Connecticut shooter hit hard by parents’ divorce, called withdrawn but not ‘threatening’
By The Washington Post
Published: Friday, December 14, 2012, 10:10 p.m.
Updated: Saturday, December 15, 2012
Adam Lanza was his name.
Adam P. Lanza, 20, obscure in life, infamous in death.
A really rambunctious kid, as one former neighbor in Newtown, Conn., recalled him, adding that he was on medications. He was a son of an accountant and a teacher.
He will long be remembered.
On Friday morning, police say, he shot and killed his mother in their home. And then, carrying firearms and an abundance of ammunition, he drove to Newtown's Sandy Hook Elementary School and started shooting. By the time he turned one of the guns on himself, police say, he had killed 20 children, many of them kindergartners, and six more adults.
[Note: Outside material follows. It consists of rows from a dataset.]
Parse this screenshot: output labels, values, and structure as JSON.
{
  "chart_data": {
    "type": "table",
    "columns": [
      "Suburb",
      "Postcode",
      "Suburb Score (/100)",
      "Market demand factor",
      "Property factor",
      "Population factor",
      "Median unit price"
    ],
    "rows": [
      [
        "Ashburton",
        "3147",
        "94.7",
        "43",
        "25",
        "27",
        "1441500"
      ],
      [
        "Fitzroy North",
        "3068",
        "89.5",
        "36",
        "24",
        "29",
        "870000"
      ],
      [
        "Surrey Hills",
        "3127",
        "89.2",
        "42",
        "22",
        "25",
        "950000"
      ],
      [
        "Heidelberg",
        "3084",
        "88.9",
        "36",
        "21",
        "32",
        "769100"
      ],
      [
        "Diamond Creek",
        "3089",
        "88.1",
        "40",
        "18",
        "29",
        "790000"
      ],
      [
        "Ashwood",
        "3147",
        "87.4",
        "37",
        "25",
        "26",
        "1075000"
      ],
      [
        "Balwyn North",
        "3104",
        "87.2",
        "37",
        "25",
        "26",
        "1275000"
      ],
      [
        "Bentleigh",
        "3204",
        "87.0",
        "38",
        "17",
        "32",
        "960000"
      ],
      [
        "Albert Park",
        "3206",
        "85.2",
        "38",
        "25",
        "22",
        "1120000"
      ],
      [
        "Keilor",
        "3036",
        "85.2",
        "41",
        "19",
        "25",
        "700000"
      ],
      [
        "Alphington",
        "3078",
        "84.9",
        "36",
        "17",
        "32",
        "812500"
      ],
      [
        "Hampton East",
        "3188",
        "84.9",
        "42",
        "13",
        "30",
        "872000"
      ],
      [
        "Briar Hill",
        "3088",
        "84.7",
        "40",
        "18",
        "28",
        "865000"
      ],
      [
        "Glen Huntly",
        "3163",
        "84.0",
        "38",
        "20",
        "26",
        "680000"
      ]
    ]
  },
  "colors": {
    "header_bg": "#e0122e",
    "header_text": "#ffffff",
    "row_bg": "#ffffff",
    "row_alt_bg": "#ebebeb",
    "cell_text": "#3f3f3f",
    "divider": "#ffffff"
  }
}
Adam Peter Lanza — a new addition to a dreadful list, the roster of mass murderers who targeted students: Seung Hui Cho at Virginia Tech (32 dead), Eric Harris and Dylan Klebold at Columbine High in Colorado (13 dead), Charles Robert IV at a little Amish schoolhouse in Pennsylvania (five dead). The litany of massacres goes on.
As scores of investigators worked to piece together what happened at the school and why, the barest details of Lanza's life began to emerge.
His parents, Nancy and Peter Lanza, separated about a decade ago, and his mother, a kindergarten teacher at Sandy Hook, remained in the family's home with her sons, Adam and Ryan Lanza, according Ryan Kraft, now 25, who was a neighbor.
The separation hit the children hard, Kraft recalled.
When Nancy Lanza would go out to dinner with friends, she sometimes relied on Kraft to watch Adam Lanza, who was too boisterous for Ryan Lanza to manage.
“He would have tantrums,” Kraft said. “They were much more than the average kid.”
Yet he was not prone to violence, Kraft said.
“The kids seemed really depressed” by the breakup, Kraft said of the Lanza brothers.
Ryan Lanza, 24, now lives in Hoboken, N.J. He was questioned by police, but law enforcement officials said he is not suspected of having anything to do with the shootings.
For several hours, authorities and the news media misidentified the shooter as Ryan Lanza, who, like his father, is an accountant, a law enforcement official said.
The Wall Street Journal quoted a friend of Ryan Lanza's as saying that Lanza works for Ernst & Young. “He ⅛is⅜ a little shy, but very nice and sweet,” the friend, Katie Colaneri, 24, of Hoboken, told the Journal.
Nancy Lanza put the best face possible on her domestic troubles, the former neighbor said.
“Nancy was really pleasant,” Kraft said. “She would come by the house and have a glass of wine with my mom.”
The divorce was finalized in 2009, according to court records.
Beth Israel, who lived for a time on the same street as the Lanzas, recalled Adam Lanza as withdrawn but not threatening.
“Overall, I would just call him a socially awkward kid, I don't know, shy and quiet. Didn't really look you in the eye,” Israel said on Friday. “Just kind of a weird kid, maybe. I can't tell you any specific incidents why ⅛I thought so.”
A law enforcement official —who, like others, spoke on the condition of anonymity because the investigation is far from finished — said Adam Lanza fatally shot his mother in her home, then drove in her car to the school where she worked.
He had two semi-automatic pistols and a .223-caliber rifle, law enforcement officials said. He apparently used only the handguns, which were later found in the school. The rifle was found in the vehicle.
Peter Lanza, a vice president and tax specialist at GE Energy Financial Services, has remarried and lives in Stamford, Conn., according to The Stamford Advocate. When he arrived home on Friday, the newspaper reported, he appeared “surprised and horrified” and declined to comment on the mass shooting.